By Gabe Loewenson
loewenso2@grinnell.edu
Wilson Okello, doctoral fellow and instructor at Miami University in Ohio, came to Grinnell on Thursday, Sept. 28 to give a convocation lecture about how to affect change in society and how to live in the wake of crisis.
Okello specializes in using poetry to “generate critical self-reflection, inspire confidence and achieve agency.” A large portion of his speech consisted of poetry rather than prose, and he often switched from one to another in the midst of discussing a particular topic. He especially focused on the importance of learning from the past in order to avoid repeating its mistakes.
“One of the things I appreciate the most about literary minds is their ability to … provide us with rich archives to trace and visit, so that our future and our present need not be out of touch with the currents of our past. … As the old adage goes if you don’t learn from your history then you’re destined to repeat it.”
Another primary talking point was the importance and the radical nature of defining oneself as one actually is, rather then what society expects one to be.
“One of the most radical, one of the most profound things that we will ever do is to define ourselves in a world that has already determined who we are and what we’ll do.”
This year, a theme of many events by the office of intercultural affairs is the individual in comparison with the collective.
“I met Wilson I want to say two years ago — he came to another institution that I was working at, and he came at a time when our students were very much trying to figure out what is my voice. Because there were a lot of different things that were happening and they were trying to find their voice, and we actually brought him to campus. The power that he had on … the way in which I saw students move afterwards, I thought, ‘Grinnell definitely needs that.”
Wilson said that he first obtained the idea to use poetry to inspire change about twelve years ago.
“Twelve years ago, when I went on the mic the first time, at an open mic, that was the moment when I realized, this isn’t just about me — that my public testimony could have a powerful influence on people who were here.”
Although Wilson has not always written poetry, words have always been a valuable part of his life.

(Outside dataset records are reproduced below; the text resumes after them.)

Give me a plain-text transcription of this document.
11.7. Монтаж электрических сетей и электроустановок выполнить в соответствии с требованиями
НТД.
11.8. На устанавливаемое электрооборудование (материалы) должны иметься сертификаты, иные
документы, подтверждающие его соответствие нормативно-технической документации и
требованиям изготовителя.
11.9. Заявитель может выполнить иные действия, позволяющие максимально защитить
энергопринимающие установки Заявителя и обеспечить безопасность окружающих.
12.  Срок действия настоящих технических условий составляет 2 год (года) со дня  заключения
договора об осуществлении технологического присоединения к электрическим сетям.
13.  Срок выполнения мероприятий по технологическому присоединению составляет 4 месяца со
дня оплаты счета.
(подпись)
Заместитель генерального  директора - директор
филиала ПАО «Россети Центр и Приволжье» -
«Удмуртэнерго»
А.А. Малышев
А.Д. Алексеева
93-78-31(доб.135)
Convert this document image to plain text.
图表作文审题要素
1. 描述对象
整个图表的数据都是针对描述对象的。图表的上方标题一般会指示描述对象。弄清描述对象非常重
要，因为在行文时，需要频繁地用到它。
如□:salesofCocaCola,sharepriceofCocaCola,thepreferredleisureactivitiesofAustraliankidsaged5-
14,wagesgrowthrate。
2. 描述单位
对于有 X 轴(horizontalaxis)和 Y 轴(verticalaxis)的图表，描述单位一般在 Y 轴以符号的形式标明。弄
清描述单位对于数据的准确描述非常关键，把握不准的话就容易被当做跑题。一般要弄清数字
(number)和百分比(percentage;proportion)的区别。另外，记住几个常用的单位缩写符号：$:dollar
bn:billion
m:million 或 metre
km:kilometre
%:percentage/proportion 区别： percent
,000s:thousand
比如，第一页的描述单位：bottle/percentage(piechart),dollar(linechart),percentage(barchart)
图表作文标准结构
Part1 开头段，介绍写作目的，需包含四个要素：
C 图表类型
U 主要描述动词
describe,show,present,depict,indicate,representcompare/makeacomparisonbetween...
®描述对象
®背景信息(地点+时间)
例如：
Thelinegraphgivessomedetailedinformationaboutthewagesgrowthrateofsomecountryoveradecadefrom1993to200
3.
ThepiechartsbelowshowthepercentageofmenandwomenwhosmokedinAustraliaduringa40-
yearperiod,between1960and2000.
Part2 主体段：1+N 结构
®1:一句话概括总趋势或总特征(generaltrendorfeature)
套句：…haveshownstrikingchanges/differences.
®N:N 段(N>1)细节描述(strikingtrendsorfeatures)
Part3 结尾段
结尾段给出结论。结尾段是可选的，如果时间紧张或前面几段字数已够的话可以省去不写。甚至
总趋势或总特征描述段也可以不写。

“I’ve always been interested in the arrangement of words and ideas, and the way they might be able to stir people, … but I don’t know that I ever thought about what the oral tradition could do to evoke meaning for people. Thinking back, that time at open mic really brought close two ideas together for me: that writing didn’t just have to be creative writing, but that it could do something powerful in this world. So long before [that first open mic] but that moment still has really important meaning for me.”